NB: This checkbox has to be ticked before the form can be sent, but weirdly it’s not included in the contact form validator by default. So when you set up your Contact form, click on Additional settings on the form and add in this bit of code. Then if your user tries to send without clicking it, they’ll be prompted to do so.
Other contact plugin providers have probably added something similar.
When you contact us using our contact form we collect your name, email address and message information. If you are booking classes we will also collect your booking preferences. These are stored in our email system (please see NAME OF YOUR EMAIL PROVIDER HERE Security policy PUT A LINK HERE TOO). This information is accessible and processed by WHOEVER in COUNTRY. It is deleted periodically. If you would like your data deleted after it’s processed please state this in the message body.
There is a whole mine field here about what you can offer/ can’t offer etc in exchange for email addresses and I’m not going to go into that here. Here’s what you need to do in the first instance to get your mailing lists up to scratch.

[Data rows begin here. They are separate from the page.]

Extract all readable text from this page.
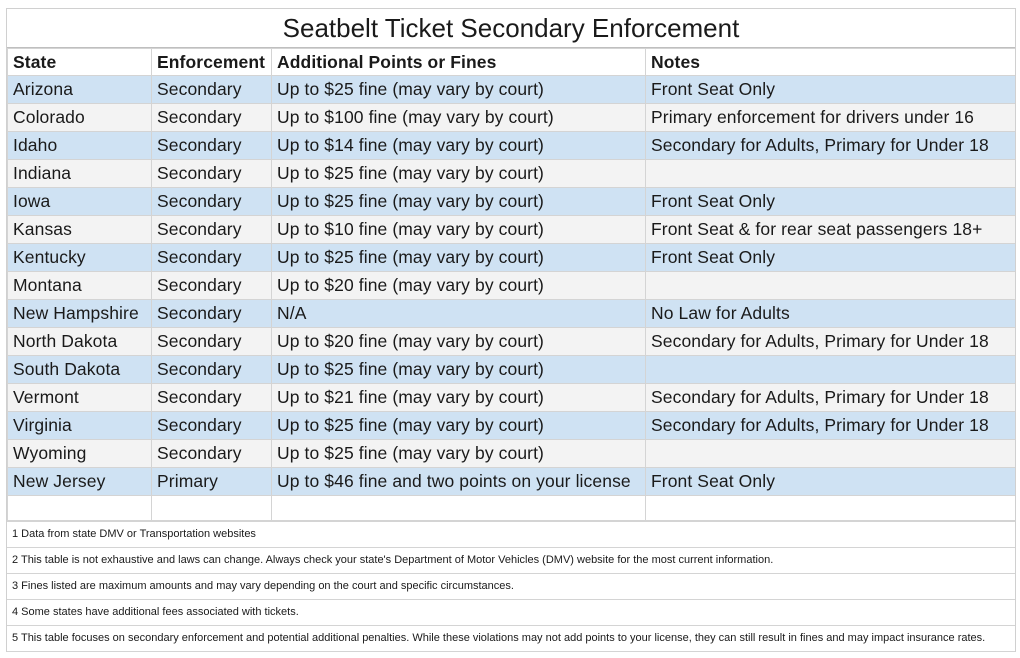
Seatbelt Ticket Secondary Enforcement
State	Enforcement	Additional Points or Fines	Notes
Arizona	Secondary	Up to $25 fine (may vary by court)	Front Seat Only
Colorado	Secondary	Up to $100 fine (may vary by court)	Primary enforcement for drivers under 16
Idaho	Secondary	Up to $14 fine (may vary by court)	Secondary for Adults, Primary for Under 18
Indiana	Secondary	Up to $25 fine (may vary by court)	
Iowa	Secondary	Up to $25 fine (may vary by court)	Front Seat Only
Kansas	Secondary	Up to $10 fine (may vary by court)	Front Seat & for rear seat passengers 18+
Kentucky	Secondary	Up to $25 fine (may vary by court)	Front Seat Only
Montana	Secondary	Up to $20 fine (may vary by court)	
New Hampshire	Secondary	N/A	No Law for Adults
North Dakota	Secondary	Up to $20 fine (may vary by court)	Secondary for Adults, Primary for Under 18
South Dakota	Secondary	Up to $25 fine (may vary by court)	
Vermont	Secondary	Up to $21 fine (may vary by court)	Secondary for Adults, Primary for Under 18
Virginia	Secondary	Up to $25 fine (may vary by court)	Secondary for Adults, Primary for Under 18
Wyoming	Secondary	Up to $25 fine (may vary by court)	
New Jersey	Primary	Up to $46 fine and two points on your license	Front Seat Only

1 Data from state DMV or Transportation websites
2 This table is not exhaustive and laws can change. Always check your state's Department of Motor Vehicles (DMV) website for the most current information.
3 Fines listed are maximum amounts and may vary depending on the court and specific circumstances.
4 Some states have additional fees associated with tickets.
5 This table focuses on secondary enforcement and potential additional penalties. While these violations may not add points to your license, they can still result in fines and may impact insurance rates.
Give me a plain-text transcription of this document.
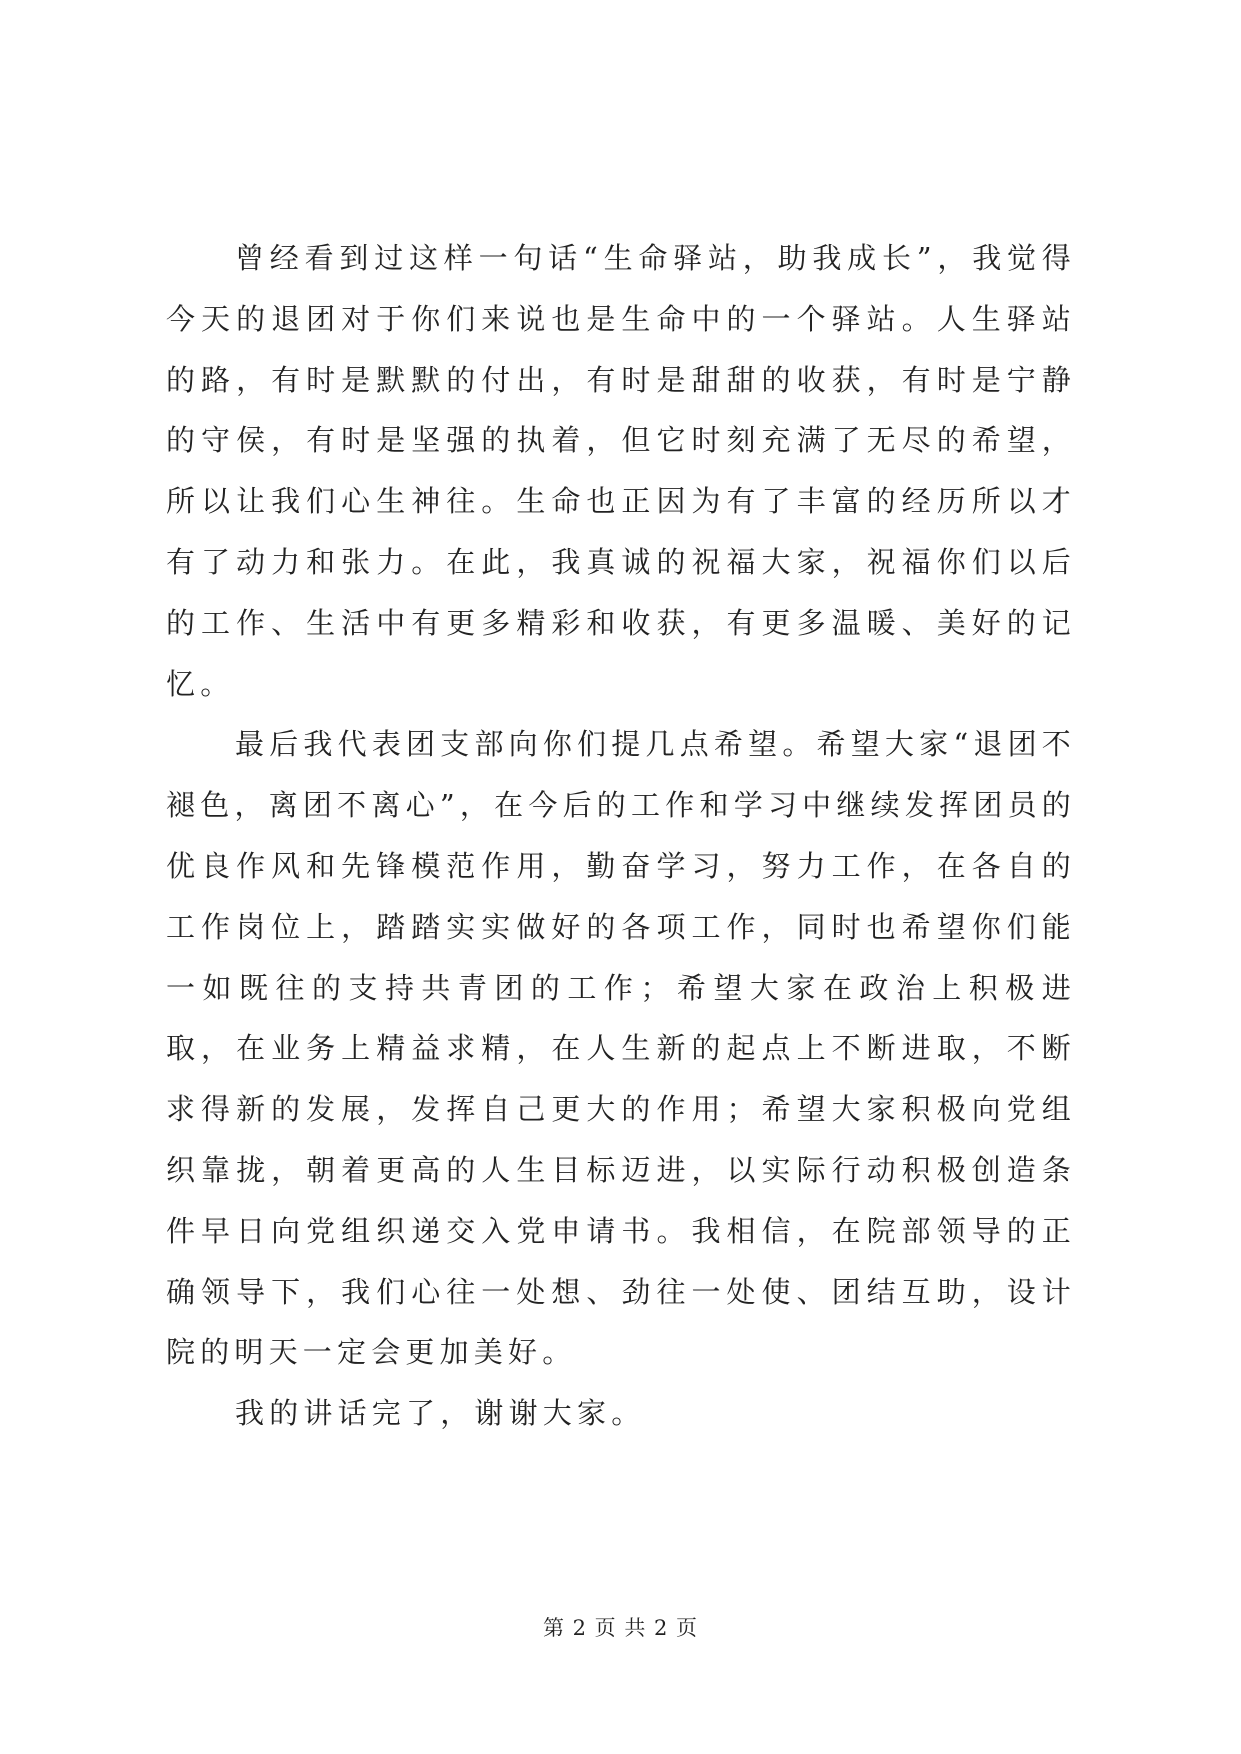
曾经看到过这样一句话“生命驿站，助我成长”，我觉得今天的退团对于你们来说也是生命中的一个驿站。人生驿站的路，有时是默默的付出，有时是甜甜的收获，有时是宁静的守侯，有时是坚强的执着，但它时刻充满了无尽的希望，所以让我们心生神往。生命也正因为有了丰富的经历所以才有了动力和张力。在此，我真诚的祝福大家，祝福你们以后的工作、生活中有更多精彩和收获，有更多温暖、美好的记忆。

最后我代表团支部向你们提几点希望。希望大家“退团不褪色，离团不离心”，在今后的工作和学习中继续发挥团员的优良作风和先锋模范作用，勤奋学习，努力工作，在各自的工作岗位上，踏踏实实做好的各项工作，同时也希望你们能一如既往的支持共青团的工作；希望大家在政治上积极进取，在业务上精益求精，在人生新的起点上不断进取，不断求得新的发展，发挥自己更大的作用；希望大家积极向党组织靠拢，朝着更高的人生目标迈进，以实际行动积极创造条件早日向党组织递交入党申请书。我相信，在院部领导的正确领导下，我们心往一处想、劲往一处使、团结互助，设计院的明天一定会更加美好。

我的讲话完了，谢谢大家。

第 2 页 共 2 页
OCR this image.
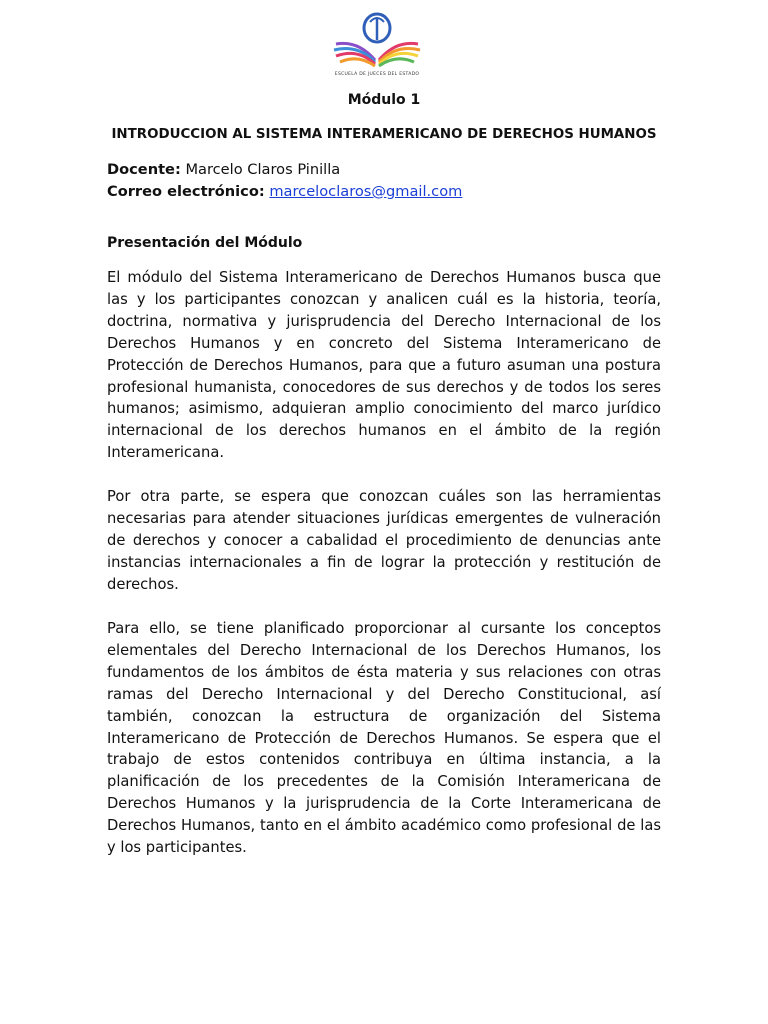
ESCUELA DE JUECES DEL ESTADO
Módulo 1
INTRODUCCION AL SISTEMA INTERAMERICANO DE DERECHOS HUMANOS
Docente: Marcelo Claros Pinilla
Correo electrónico: marceloclaros@gmail.com
Presentación del Módulo

El módulo del Sistema Interamericano de Derechos Humanos busca que las y los participantes conozcan y analicen cuál es la historia, teoría, doctrina, normativa y jurisprudencia del Derecho Internacional de los Derechos Humanos y en concreto del Sistema Interamericano de Protección de Derechos Humanos, para que a futuro asuman una postura profesional humanista, conocedores de sus derechos y de todos los seres humanos; asimismo, adquieran amplio conocimiento del marco jurídico internacional de los derechos humanos en el ámbito de la región Interamericana.

Por otra parte, se espera que conozcan cuáles son las herramientas necesarias para atender situaciones jurídicas emergentes de vulneración de derechos y conocer a cabalidad el procedimiento de denuncias ante instancias internacionales a fin de lograr la protección y restitución de derechos.

Para ello, se tiene planificado proporcionar al cursante los conceptos elementales del Derecho Internacional de los Derechos Humanos, los fundamentos de los ámbitos de ésta materia y sus relaciones con otras ramas del Derecho Internacional y del Derecho Constitucional, así también, conozcan la estructura de organización del Sistema Interamericano de Protección de Derechos Humanos. Se espera que el trabajo de estos contenidos contribuya en última instancia, a la planificación de los precedentes de la Comisión Interamericana de Derechos Humanos y la jurisprudencia de la Corte Interamericana de Derechos Humanos, tanto en el ámbito académico como profesional de las y los participantes.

I expect there’ll be a lot of clever people scrambling to explain how to do your optins coming soon!
ConvertKit and GDPR:
- Follow this: https://convertkit.com/gdpr/
- Data Agreement Policy
Mailchimp and GDPR:
- Segment mailchimp list based on EU subscribers https://kb.mailchimp.com/lists/manage-contacts/about-geolocation
- Send email campaign to EU subscribers https://kb.mailchimp.com/accounts/management/collect-consent-with-gdpr-forms Use links of the left and go to COLLECT CONSENT for instructions
- Send follow up if necessary
- Remove non subscribers from your list prior to 25th May
- Sign Mailchimps Data processing agreement https://mailchimp.com/legal/forms/data-processing-agreement/ Info about that here: FAQ -legal requirement
Questions to ask yourself
- How long do I keep order information for? So it’s lovely to see all your orders, and who has purchased from you in the past. But you don’t have an automatic right to hold this information indefinitely. Once the order is fulfilled and any return/refund dates have passed you should delete personal data held on the order.
- Can someone update or delete their information I hold? They have a right to do this.
- Where is data held? In most cases this will be in your website database (security controlled by a) your own security plugins, and b) security of your host)
- Do I automatically add people who purchase goods to my mailing list? You can add plugin that do this – but you now need to make sure there is an UNCHECKED tick box for people to agree to being added to the mailing list before the submit order button.
Questions to ask yourself
- Am I collecting any unnecessary data on an individual?
- If a member leaves how and when do I delete their personal data?